La Commission des sanctions de l’AMF prononce une sanction pécuniaire d’un montant de 300 000 euros à l’encontre d’une société de gestion de portefeuille de FIA, spécialisée dans la gestion de fonds immobiliers, notamment de clubs deals constitués sous la forme de SCI ou de SAS. Deux séries de manquements aux obligations professionnelles sont relevés, visant l’octroi de prêts non autorisés par les conditions d’agrément (I.), ainsi que des insuffisances du dispositif de gestion des conflits d’intérêts (II.).
I. En sa qualité de gestionnaire de FIA, la société de gestion a mis, à 50 reprises, une partie de la trésorerie de SCI sous gestion à la disposition d’autres fonds qu’elle gère. La Commission des sanctions considère que la société de gestion a ainsi réalisé des opérations de crédit à titre habituel : ces prêts ont été réalisés à titre onéreux puisqu’ils portaient intérêt et ils ont été réalisés à titre habituel compte tenu de leur répétition et de la pluralité des bénéficiaires.
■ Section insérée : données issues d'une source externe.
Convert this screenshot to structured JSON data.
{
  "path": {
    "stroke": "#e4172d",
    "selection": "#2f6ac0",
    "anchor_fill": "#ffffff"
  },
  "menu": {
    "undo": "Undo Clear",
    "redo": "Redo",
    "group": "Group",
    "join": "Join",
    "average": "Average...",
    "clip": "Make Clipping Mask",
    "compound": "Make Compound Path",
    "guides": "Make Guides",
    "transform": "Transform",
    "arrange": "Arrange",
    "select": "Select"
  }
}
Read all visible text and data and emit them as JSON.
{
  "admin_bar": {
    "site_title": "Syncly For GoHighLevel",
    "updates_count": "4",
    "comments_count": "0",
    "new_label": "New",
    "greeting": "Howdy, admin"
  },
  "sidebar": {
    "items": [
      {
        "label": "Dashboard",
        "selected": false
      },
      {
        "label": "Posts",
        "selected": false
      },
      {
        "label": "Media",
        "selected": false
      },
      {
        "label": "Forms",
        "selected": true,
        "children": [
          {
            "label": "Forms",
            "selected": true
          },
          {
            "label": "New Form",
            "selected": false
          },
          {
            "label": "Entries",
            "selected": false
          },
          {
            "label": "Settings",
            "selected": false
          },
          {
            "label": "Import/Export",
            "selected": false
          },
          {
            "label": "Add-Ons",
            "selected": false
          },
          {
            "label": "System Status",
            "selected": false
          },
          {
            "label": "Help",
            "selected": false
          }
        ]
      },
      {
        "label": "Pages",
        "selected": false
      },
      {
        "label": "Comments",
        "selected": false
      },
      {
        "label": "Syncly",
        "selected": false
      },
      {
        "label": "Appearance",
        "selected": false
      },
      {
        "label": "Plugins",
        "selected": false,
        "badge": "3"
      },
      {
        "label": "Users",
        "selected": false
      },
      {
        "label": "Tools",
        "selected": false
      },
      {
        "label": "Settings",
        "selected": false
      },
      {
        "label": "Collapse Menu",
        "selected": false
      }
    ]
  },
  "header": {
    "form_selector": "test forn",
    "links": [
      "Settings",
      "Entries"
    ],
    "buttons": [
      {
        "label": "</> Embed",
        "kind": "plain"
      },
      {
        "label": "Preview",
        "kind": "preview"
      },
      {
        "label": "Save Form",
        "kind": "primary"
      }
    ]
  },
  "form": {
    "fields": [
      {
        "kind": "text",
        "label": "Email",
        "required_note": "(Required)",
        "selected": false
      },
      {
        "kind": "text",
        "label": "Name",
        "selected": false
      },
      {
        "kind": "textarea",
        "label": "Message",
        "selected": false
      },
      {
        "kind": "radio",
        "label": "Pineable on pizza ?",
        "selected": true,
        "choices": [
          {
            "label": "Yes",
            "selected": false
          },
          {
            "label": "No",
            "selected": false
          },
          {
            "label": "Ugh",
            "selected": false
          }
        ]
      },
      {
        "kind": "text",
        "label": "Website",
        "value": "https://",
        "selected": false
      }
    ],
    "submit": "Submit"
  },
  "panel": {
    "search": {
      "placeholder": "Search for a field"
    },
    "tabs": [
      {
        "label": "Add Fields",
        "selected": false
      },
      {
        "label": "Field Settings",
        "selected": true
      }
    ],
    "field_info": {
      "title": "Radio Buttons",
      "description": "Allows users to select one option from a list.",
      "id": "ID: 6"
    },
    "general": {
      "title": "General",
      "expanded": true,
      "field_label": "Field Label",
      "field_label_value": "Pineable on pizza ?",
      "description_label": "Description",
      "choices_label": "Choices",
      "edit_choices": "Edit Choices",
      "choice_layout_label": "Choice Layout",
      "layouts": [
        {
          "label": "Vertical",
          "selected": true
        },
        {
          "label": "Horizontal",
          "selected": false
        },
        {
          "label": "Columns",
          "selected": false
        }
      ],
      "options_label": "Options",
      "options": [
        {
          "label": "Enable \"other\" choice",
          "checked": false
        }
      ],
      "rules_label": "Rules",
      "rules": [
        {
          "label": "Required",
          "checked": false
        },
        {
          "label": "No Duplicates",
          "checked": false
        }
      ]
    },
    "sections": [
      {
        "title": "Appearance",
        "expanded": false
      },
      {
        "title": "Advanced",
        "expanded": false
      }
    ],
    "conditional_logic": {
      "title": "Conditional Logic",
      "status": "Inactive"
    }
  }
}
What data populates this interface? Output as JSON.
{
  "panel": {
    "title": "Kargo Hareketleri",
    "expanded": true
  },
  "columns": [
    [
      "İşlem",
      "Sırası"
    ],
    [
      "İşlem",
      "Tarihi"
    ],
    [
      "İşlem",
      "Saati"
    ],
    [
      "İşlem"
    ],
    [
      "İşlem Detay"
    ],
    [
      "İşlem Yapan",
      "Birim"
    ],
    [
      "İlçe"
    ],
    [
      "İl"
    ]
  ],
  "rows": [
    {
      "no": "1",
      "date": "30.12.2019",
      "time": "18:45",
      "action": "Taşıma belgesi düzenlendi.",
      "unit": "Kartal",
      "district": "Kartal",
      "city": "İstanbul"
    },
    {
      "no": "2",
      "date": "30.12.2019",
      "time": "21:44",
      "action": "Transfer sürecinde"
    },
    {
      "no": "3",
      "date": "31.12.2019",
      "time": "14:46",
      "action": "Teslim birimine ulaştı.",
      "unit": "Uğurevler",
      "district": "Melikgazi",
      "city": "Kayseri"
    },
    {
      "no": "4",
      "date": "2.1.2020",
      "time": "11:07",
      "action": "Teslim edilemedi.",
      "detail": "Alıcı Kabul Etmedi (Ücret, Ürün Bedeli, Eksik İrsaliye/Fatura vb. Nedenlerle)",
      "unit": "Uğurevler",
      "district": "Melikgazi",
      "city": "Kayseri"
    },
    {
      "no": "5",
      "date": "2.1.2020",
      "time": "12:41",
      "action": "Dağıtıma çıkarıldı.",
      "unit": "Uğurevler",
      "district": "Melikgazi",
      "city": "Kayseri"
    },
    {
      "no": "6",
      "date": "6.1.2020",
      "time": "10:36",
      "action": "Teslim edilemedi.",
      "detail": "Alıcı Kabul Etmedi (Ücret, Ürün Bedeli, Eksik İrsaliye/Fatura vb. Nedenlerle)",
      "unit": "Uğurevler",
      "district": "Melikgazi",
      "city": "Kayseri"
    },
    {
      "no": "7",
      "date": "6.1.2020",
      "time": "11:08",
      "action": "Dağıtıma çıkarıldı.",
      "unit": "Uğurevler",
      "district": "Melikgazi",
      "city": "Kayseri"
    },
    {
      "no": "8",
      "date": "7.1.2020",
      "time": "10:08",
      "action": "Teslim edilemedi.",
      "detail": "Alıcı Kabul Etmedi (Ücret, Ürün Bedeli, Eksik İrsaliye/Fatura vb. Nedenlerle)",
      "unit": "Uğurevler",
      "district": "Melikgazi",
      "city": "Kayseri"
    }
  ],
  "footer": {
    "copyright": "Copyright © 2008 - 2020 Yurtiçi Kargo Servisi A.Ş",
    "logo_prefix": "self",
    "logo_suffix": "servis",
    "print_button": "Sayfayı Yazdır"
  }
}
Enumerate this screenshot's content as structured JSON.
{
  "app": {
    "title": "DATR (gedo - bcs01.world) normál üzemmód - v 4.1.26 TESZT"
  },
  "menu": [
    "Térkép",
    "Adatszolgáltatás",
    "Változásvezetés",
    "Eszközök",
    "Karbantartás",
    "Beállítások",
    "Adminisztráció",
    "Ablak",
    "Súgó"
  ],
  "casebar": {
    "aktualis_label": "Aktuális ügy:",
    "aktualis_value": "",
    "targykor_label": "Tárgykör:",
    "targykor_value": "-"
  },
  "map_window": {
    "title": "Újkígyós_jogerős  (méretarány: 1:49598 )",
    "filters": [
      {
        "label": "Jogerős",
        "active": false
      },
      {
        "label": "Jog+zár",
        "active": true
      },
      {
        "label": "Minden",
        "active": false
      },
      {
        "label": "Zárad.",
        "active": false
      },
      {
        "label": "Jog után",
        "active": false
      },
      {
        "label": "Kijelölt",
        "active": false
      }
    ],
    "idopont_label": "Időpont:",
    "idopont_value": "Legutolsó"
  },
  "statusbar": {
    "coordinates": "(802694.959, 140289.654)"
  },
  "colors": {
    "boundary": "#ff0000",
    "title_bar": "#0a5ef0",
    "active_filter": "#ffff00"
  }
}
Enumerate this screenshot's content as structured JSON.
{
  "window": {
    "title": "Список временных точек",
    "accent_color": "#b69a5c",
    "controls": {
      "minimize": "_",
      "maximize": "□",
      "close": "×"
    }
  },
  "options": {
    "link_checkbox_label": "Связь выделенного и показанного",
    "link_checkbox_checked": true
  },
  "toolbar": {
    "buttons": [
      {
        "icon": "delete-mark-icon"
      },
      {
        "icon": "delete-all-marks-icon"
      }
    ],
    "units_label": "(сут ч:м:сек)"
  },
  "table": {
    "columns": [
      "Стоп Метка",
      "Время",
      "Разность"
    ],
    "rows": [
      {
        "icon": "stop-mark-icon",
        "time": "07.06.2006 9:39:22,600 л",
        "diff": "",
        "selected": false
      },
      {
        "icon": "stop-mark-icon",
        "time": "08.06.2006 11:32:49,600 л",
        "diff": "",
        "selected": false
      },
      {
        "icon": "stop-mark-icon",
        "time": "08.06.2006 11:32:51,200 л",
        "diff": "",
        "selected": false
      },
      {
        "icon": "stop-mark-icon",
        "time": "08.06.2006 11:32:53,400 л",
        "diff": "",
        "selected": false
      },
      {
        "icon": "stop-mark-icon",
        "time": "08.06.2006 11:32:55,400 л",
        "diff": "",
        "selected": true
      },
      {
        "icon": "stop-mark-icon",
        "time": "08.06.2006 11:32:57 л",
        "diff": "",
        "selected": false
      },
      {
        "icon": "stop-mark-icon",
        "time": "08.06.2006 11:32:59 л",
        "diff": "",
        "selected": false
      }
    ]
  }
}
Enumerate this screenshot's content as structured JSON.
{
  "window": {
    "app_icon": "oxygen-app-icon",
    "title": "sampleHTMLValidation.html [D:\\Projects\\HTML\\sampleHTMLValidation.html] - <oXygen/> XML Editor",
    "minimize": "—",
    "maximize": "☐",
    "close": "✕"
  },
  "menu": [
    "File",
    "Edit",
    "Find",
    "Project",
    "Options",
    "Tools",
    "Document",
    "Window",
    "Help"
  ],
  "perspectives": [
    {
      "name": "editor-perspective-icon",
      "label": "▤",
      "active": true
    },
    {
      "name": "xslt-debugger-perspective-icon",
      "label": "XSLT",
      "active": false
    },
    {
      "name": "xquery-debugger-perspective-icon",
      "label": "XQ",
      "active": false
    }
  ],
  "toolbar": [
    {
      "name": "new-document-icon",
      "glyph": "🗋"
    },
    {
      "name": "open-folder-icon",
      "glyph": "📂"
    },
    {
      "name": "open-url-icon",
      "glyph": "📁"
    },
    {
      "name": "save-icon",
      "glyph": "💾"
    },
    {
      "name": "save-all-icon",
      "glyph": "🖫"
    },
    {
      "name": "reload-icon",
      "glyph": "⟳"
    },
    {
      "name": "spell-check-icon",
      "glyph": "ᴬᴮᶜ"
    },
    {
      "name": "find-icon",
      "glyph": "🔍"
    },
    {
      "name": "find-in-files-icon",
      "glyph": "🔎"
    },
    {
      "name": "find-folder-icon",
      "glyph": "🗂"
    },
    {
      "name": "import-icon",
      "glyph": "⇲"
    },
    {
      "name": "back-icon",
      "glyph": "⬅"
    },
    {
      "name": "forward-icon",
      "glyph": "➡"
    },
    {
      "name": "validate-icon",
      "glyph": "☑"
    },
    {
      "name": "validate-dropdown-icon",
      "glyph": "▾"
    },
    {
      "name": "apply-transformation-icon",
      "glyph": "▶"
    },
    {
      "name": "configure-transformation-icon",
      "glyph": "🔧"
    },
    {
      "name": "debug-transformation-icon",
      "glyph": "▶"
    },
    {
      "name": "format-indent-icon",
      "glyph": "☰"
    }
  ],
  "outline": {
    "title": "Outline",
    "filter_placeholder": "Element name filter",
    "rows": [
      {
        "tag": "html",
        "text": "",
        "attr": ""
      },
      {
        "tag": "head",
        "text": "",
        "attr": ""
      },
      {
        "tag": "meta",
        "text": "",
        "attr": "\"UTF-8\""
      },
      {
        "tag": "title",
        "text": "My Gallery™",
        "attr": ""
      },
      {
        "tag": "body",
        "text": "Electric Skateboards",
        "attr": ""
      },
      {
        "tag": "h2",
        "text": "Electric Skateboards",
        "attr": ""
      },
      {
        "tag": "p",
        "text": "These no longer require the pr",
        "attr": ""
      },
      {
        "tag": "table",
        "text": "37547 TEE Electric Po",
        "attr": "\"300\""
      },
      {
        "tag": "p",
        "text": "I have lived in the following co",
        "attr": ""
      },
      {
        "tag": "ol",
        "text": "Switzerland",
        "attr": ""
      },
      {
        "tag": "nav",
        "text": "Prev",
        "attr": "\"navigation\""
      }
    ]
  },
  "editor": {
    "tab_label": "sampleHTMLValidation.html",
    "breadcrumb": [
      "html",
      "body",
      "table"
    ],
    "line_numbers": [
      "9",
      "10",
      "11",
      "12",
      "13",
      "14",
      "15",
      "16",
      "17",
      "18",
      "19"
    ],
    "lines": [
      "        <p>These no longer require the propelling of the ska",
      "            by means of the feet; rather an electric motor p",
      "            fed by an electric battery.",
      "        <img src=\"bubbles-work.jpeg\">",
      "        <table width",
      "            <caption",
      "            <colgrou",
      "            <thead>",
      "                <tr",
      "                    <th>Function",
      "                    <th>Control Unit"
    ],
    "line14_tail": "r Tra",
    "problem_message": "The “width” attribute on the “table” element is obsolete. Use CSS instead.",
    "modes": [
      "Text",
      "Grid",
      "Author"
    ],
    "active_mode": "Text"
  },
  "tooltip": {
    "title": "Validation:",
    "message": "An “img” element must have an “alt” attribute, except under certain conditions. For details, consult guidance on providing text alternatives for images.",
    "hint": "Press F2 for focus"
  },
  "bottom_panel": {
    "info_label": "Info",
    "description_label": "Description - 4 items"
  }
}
Elle précise par ailleurs que l’octroi de prêts à titre gratuit aurait été par nature contraire aux intérêts des porteurs de parts des SCI prêteuses.
Or le programme d’activité de la société de gestion, qui visait seulement la faculté pour les fonds gérés de « recourir à du levier non bancaire prenant la forme d’avance en compte courant d’associés », ne comportait aucune mention relative à la faculté pour les fonds gérés d’effectuer une activité d’octroi de crédit à titre habituel, ni même une activité de prêt à titre gratuit.En outre, la Commission des sanctions relève que les SCI gérées sont des « Autres FIA »1 qui ne peuvent effectuer des opérations de crédit à titre habituel, réservées notamment aux sociétés de gestion de fonds dispensateurs de crédits, tels que les fonds européens d’investissement de long terme (ELTIF), les fonds professionnels spécialisés (FPS), les fonds professionnels de capital investissement (FPCI), les organismes de financement (OF), les organismes de titrisation (OT) ou encore les organismes de financement spécialisés (OFS).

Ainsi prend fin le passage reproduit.